Growing up, our summer break always seem to coincide with my father grumbling that autumn had arrived: the days were now getting shorter (his unsolicited astronomical realism never seemed to raise its head during winter solstice). But as I contemplate the hurtling unfolding before me, it seems summer solstice is already the second autumn of the year (my father might be proud of this pessimistic observation). The rate at which days get longer begins to slow in March, decelerating to a standstill in June.
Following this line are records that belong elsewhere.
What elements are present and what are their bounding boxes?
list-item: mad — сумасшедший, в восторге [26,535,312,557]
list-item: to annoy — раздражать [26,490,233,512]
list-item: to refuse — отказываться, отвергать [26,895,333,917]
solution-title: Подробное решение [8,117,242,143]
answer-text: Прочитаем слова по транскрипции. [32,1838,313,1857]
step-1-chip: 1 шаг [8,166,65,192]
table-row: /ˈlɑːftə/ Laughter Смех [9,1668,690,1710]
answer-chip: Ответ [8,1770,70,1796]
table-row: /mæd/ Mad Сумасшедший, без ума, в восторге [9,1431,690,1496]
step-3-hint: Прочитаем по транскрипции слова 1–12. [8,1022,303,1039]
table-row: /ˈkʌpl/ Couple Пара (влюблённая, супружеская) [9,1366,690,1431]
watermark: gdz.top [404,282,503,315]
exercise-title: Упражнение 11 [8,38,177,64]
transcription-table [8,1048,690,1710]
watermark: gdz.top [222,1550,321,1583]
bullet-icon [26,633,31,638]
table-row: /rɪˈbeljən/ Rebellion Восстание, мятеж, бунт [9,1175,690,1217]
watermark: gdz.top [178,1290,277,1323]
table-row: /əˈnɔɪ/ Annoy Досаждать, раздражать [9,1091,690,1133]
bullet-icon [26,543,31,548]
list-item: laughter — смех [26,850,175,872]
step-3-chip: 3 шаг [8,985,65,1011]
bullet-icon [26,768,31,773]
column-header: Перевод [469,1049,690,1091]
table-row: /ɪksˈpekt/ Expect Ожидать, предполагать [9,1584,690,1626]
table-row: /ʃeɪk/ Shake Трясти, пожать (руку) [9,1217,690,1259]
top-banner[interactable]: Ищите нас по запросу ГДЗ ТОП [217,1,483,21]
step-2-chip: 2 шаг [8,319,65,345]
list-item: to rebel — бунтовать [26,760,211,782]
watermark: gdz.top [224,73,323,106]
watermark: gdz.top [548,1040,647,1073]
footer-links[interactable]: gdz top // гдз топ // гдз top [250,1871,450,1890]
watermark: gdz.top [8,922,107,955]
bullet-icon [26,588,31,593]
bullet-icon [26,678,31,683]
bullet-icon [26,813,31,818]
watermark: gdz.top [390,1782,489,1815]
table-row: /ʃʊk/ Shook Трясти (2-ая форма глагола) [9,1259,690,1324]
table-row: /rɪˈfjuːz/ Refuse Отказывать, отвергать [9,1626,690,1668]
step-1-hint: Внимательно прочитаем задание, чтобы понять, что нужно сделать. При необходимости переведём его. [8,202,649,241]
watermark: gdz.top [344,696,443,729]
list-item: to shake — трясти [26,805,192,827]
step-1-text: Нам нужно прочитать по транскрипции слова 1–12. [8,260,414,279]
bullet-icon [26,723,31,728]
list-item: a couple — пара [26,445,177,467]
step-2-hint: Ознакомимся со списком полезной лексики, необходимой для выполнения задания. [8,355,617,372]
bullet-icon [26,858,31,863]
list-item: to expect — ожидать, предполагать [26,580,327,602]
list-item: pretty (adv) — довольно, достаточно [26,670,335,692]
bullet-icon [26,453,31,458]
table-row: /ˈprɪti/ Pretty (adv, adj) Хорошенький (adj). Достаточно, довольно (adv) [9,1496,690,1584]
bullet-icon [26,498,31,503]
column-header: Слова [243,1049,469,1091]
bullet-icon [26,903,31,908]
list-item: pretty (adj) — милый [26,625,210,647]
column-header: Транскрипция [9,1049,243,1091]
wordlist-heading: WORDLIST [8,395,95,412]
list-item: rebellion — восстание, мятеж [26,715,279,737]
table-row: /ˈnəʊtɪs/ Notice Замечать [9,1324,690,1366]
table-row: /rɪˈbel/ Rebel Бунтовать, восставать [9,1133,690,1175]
In other words, we are observing changes, and we are also observing changes to the rate of changes. The latter is what mathematicians call “first derivatives” of differential equations. The first derivative of velocity is acceleration. Let’s follow the seasons with an eye on such rates of change. From June until September, death will gain increasingly in vitality, days not only getting shorter but getting shorter increasingly quickly (and like the initial hiddenness of January’s Spring, this death is hidden for awhile by the slow transition and the lagging heat). When the heat begins to catch up a bit, the loss of light is in free fall and Mabon lurks. His first Spring a hidden bloom: beneath the autumnal gloom, with everything about us is withering back into the ground, the accelerating darknesses pivots and pulls away.

But does it end there?

The cos x curve depicts the rates of change of the sin x curve

If changes in daylight hours etch a sine curve into the galaxy, high school mathematics tells us that changes to these changes is a cosine curve. This is represented as f’(x)sin x = cos x. But the rate of change of the cosine graph is an inverse sine curve (-sin x). There is a technical term for this. The rate of change of acceleration is called “jerk” -a term which is almost certain to confuse any intuitive sense we have of what is going on in the passage of the seasons. Because all derivatives of the sin curve are oscillate with the same amplitude and frequency as the original curve, the only difference we should expect is phasic. But can we experience this?

I think we can. In fact, I have already alluded to it above. Between March 10th and March 26th, days get longer by 4 minutes and 40 seconds every day. This approximation hid the fact that the rate of change at which days were getting longer was itself changing extremely slowly. Days are getting longer more quickly, but longer more quickly more slowly. Compare this to the difference between December 23rd and 24th last year. On December 23rd there was 9 seconds more light than the 22nd. On December 24th, there was 17 seconds more light than on the 23rd. The rate of change in March is almost constant even though it is dramatic. The rate of change is in rapid flux in December even though it is imperceptible. There is a lull at the equinoxes too, but unlike the lull during the solstices, it is a lull where we stop feeling the days accelerating. For a week or so, they just seem to be in an almost steady acceleration.

I believe this is the end of what can be perceived (and this only with some difficulty). Who knows what if further derivatives are picked up on and responded to by other creatures? But the mathematics suggest that the extent to which life and death are intertwined in the seasons goes well beyond what has so far been suggested. The derivative of -sin x is -cos x, and the derivative of -cos x is sin x. After four derivatives, we return full circle. Although this cannot be felt or witnessed, it suggests something very powerful and subtle. Superficially, it evokes the four seasons that are themselves also indications of cyclicity. But the more luminous point is that with sin curves there are an infinite number of rates of rates of change, each an oscillating wave. There is no end in sight. In March, the rate in which the rate of change in daylight is changing, is itself changing too, this rate too is changing, and so on ad infinitum. Wrapped into the dynamics of the sine curve is an infinitely intricate conjoinment of slowing downs and speeding ups. Every inflection point is a turning point governed by a new inflection point.

The fourth derivative of sin x is sin x

The solstices and the equinoxes are all moments where solar expansion and withdrawal switch hands, one birthing process now dying, but within that dying another birth. This reveals in the most acute way a concrete and infinite dialectical contradiction.